Beberapa kali kepala Bii dibenturkan ke dinding, dibarengi raungan ampun dari bibirnya yang membiru. Tak cukup, Bii langsung dijambak hingga bangkit sebelum diseret ke depan wastafel dapur.

"Ampun! Ampun! Sa-sakit!" pekik Bii. Tangannya tak berhenti berusaha melepaskan tangan Charlotte dari rambut acak-acakannya. "Ini bukan salah saya, lelaki itu yang memperkosa saya. Ampun!"

Setelah menyumpal lubang wastafel dan membiarkannya penuh air, Charlotte langsung mendorong kepala Bii ke sana. Membuat wanita itu hampir kehabisan napas. Wajah Bii membiru. Selain karena kekurangan oksigen, kepalanya juga mulai terasa makin berdenyut akibat benturan tadi.

"Kau berusaha menggoda suamiku, perempuan sundal!" teriak Charlotte lagi, kali ini menghempas jambakannya keras, membuat Bii tersungkur.

Hampir saja Bii kehilangan kesadaran andai sebuah pisau tak teracung ke arahnya, membuatnya 100 persen waspada. Menyerah dalam keadaan seperti ini bukan hal yang dia inginkan.

"Sudah berapa kali kau bermain dengan suamiku di belakang, hah?! Jawab!" Napas Charlotte memburu, dengan mata sembab yang melotot lebar.

Bii mundur perlahan dengan bantuan tangan. "Saya benar-benar tidak bersalah. Tolong percaya pada saya. Dia yang bejat."

"Masih mau mengelak, hah?! Kau benar-benar tidak tahu diri." Charlotte mengibaskan pisau beberapa kali, satu yang berhasil menggores pipi Bii. Tak terlalu dalam, tetapi cukup untuk menambah ringisan perempuan itu.

Tak lagi memiliki ruang untuk mundur, Bii nekat menjegal kaki Charlotte, membuatnya jatuh dan pisau itu terlempar. Langsung Bii bangkit, merasa memiliki kesempatan untuk melarikan diri. Sial! Ia dicegat oleh suami Charlotte yang sudah berpakaian--sejujurnya, tidak juga. Lelaki itu bertelanjang dada.

Tentu itu memberi waktu bagi Charlotte untuk mendaratkan cangkir kaca yang baru diraihnya ke arah kepala belakang Bii.

Sejenak Bii terhuyung, pandangannya gelap untuk sesaat, tetapi ia masih bisa menguasai diri. Dijadikannya meja makan sebagai tumpuan agar tidak jatuh. Berhasil.

Tepat saat membalikkan badan, sebuah piring melayang ke arahnya. Ia dapat menghindar dengan baik, membuat piring itu pecah sebab menghantam dinding dengan keras.

Tahu suami Charlotte hanya berdiri diam, Bii berusaha mencari celah kembali untuk melarikan diri. Sela kecil antara kursi dan meja makan sangat cukup baginya.

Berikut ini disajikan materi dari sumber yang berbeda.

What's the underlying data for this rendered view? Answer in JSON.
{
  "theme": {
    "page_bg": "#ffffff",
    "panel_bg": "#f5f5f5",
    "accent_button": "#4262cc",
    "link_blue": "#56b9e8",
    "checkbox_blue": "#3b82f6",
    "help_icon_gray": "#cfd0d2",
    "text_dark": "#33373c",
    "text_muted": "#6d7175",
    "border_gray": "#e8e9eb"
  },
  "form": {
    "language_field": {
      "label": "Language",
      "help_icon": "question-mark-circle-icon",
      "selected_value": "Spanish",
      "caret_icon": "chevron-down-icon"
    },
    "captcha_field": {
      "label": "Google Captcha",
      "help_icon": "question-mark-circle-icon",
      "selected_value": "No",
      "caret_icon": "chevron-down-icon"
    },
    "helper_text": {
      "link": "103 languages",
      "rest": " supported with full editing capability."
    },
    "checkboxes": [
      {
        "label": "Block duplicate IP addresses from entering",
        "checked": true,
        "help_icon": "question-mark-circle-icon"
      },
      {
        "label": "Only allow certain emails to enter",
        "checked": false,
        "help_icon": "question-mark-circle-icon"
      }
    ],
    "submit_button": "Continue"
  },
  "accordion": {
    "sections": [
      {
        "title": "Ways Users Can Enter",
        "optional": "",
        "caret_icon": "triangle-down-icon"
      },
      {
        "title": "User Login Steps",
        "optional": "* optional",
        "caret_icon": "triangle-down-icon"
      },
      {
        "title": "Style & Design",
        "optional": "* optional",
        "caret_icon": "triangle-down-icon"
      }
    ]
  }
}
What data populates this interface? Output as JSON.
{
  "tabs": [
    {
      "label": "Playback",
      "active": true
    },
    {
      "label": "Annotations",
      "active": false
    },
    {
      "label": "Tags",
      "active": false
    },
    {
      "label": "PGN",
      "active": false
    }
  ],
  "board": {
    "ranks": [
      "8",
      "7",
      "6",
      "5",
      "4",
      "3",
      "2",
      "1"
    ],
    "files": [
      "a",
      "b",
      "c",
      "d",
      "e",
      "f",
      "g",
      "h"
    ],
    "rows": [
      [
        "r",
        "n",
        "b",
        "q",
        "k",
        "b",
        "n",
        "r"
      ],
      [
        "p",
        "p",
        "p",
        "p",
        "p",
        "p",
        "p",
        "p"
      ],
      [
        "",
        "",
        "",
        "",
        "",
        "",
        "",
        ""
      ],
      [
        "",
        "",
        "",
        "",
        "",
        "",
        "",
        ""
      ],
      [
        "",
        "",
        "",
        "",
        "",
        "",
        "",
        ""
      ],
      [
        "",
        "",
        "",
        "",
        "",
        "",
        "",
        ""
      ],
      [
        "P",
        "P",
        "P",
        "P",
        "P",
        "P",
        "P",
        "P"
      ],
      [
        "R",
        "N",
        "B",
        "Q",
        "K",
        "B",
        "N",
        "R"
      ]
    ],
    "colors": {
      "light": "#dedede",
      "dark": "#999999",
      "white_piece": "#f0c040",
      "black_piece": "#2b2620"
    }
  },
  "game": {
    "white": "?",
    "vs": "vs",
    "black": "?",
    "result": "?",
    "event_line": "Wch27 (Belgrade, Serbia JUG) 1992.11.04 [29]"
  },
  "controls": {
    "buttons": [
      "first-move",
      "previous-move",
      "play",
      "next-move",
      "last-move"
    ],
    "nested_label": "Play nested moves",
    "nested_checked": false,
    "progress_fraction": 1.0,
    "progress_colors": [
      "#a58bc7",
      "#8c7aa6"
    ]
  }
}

Berlari ke arah pintu belakang, kaki telanjang Bii tak sengaja menginjak pecahan piring, membuatnya berjingkat.

"Rasakan ini, Sundal!" Kembali sebuah pisau terlempar, kali ini mengenai kaki kanan Bii, menggoresnya cukup dalam. Namun, Bii tak berhenti. Ia berhasil meraih gerendel pintu dan berusaha membukanya.